The Steve and DC Morning Show
- Country of origin: United States
- Home station: WFFN (Tuscaloosa)
- Hosted by: Steve Shannon (Terrence Trawick); DC Chymes (Isaiah Wilhelm);
- Original release: 1991 (WKBQ, St. Louis)
- Website: 953thebear.com/show/the-steve-and-dc-morning-show/

= Steve and DC =

Radio show, featuring comedy bits, calls and interviews

The Steve and DC Morning Show is a radio program that began broadcasting in 1991 on WKBQ-FM (106.5) radio, St. Louis, Missouri. Hosted by radio personalities Steve Shannon (Terrence Trawick) and DC Chymes (Isaiah Wilhelm), the program followed a standard "morning show" format, featuring current news stories, entertainment industry gossip, games, phone shams, current affairs debates and personal stories from the program's staff and their families. After the duo broke up in 2008, they each worked in radio separately; the duo reunited in 2021 on WFFN in Tuscaloosa, Alabama.

== Career ==
Shannon and Chymes met at the University of Alabama. Before introducing The Steve and DC Morning Show in St. Louis in 1991, the duo co-hosted radio shows in Tuscaloosa, Alabama; Birmingham, Alabama; and New Orleans, Louisiana. At its peak, the St. Louis-based show was syndicated in over forty markets nationwide.

In addition to the traditional talk-show format, Shannon and Chymes incorporated a number of outside individuals, including BJ Lange ("the No Limit Honkey") and Emory Deschamps ("the Mad Hoosier"), to pull pranks. Other contributors to the show included intern Kelly Manno (née Sumpter), reporter "Racy" Stacy Carmichael, producer Dan Duffy, news anchor Margie Ellisor, and executive producer Jim Manno.

=== Controversies ===
In 1992, Shannon and Chymes were involved in a highly publicized morning show stunt called "The Wheel of Whoopie," which had several city locations listed on the wheel. The winning couple would take a cell phone, go to that location, and engage in sexual relations, with the audio from the act being broadcast live over the air. Chymes told Kidd Kraddick's "The Morning Mouth" magazine that the audio was mostly "an occasional groan or grunt but mostly it was (things) you had to imagine." The FCC became involved but the station managed to avoid a fine by firing the station's program director (who was in Canada for the World Series and had no knowledge of the stunt) and the show's producer as a show of good faith.

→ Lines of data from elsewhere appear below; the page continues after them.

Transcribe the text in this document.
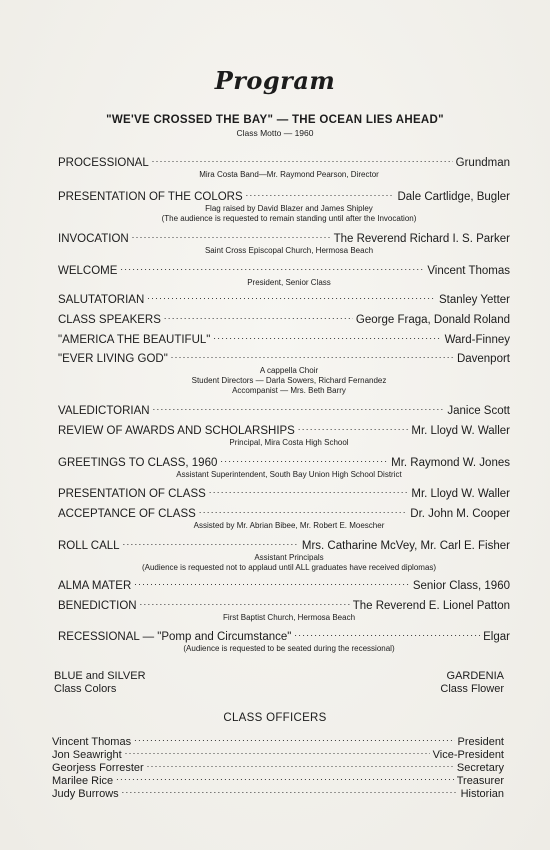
Program
"WE'VE CROSSED THE BAY" — THE OCEAN LIES AHEAD"
Class Motto — 1960
PROCESSIONAL . . .	Grundman
Mira Costa Band—Mr. Raymond Pearson, Director
PRESENTATION OF THE COLORS . . .	Dale Cartlidge, Bugler
Flag raised by David Blazer and James Shipley
(The audience is requested to remain standing until after the Invocation)
INVOCATION . . .	The Reverend Richard I. S. Parker
Saint Cross Episcopal Church, Hermosa Beach
WELCOME . . .	Vincent Thomas
President, Senior Class
SALUTATORIAN . . .	Stanley Yetter
CLASS SPEAKERS . . .	George Fraga, Donald Roland
"AMERICA THE BEAUTIFUL" . . .	Ward-Finney
"EVER LIVING GOD" . . .	Davenport
A cappella Choir
Student Directors — Darla Sowers, Richard Fernandez
Accompanist — Mrs. Beth Barry
VALEDICTORIAN . . .	Janice Scott
REVIEW OF AWARDS AND SCHOLARSHIPS . . .	Mr. Lloyd W. Waller
Principal, Mira Costa High School
GREETINGS TO CLASS, 1960 . . .	Mr. Raymond W. Jones
Assistant Superintendent, South Bay Union High School District
PRESENTATION OF CLASS . . .	Mr. Lloyd W. Waller
ACCEPTANCE OF CLASS . . .	Dr. John M. Cooper
Assisted by Mr. Abrian Bibee, Mr. Robert E. Moescher
ROLL CALL . . .	Mrs. Catharine McVey, Mr. Carl E. Fisher
Assistant Principals
(Audience is requested not to applaud until ALL graduates have received diplomas)
ALMA MATER . . .	Senior Class, 1960
BENEDICTION . . .	The Reverend E. Lionel Patton
First Baptist Church, Hermosa Beach
RECESSIONAL — "Pomp and Circumstance" . . .	Elgar
(Audience is requested to be seated during the recessional)
BLUE and SILVER
Class Colors
GARDENIA
Class Flower
CLASS OFFICERS
Vincent Thomas . . .	President
Jon Seawright . . .	Vice-President
Georjess Forrester . . .	Secretary
Marilee Rice . . .	Treasurer
Judy Burrows . . .	Historian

In 1993, Chymes and Shannon were fired by WKBQ (104.1 FM) after using a racial epithet at a black female caller. The incident proceeded from a discussion about why Martin Luther King Jr. had been shot instead of Jessie Jackson, who was also present at King's assassination. After several months and "racial sensitivity" classes, the duo returned to the air.

In March 1994, Chymes and Shannon aired an interview with a woman who was being harassed by a St. Louis weatherman, Bob Richards, after she ended their extramarital affair. The interview aired several times. Though the affair and subsequent harassment was already public knowledge, Richards, who had heard and was reportedly devastated by the interview, committed suicide two days later. Shannon and Chymes were widely condemned by competing media outlets for airing the interview. However, Steve & DC maintained that the woman had the right to have her side of the story be told.

== End of the show ==
On April 23, 2008, Shannon announced he was leaving the show to pursue a career in Birmingham, Alabama, hosting the morning news program on Clear Channel station WERC 960 AM.

Following Shannon's departure from the program, Chymes continued to host the syndicated radio show, renaming it DC and the Family, until 2011.

==Revival==
In September 2021, Chymes (by then having changed his on-air pseudonym to DC Daniel) joined WFFN in Tuscaloosa, Alabama, where Shannon had been employed since 2016. As part of Daniel's position as Director of Content for WFFN-FM and TownSquare Media Tuscaloosa, he rejoined Shannon on-air, reviving the show in October 2021.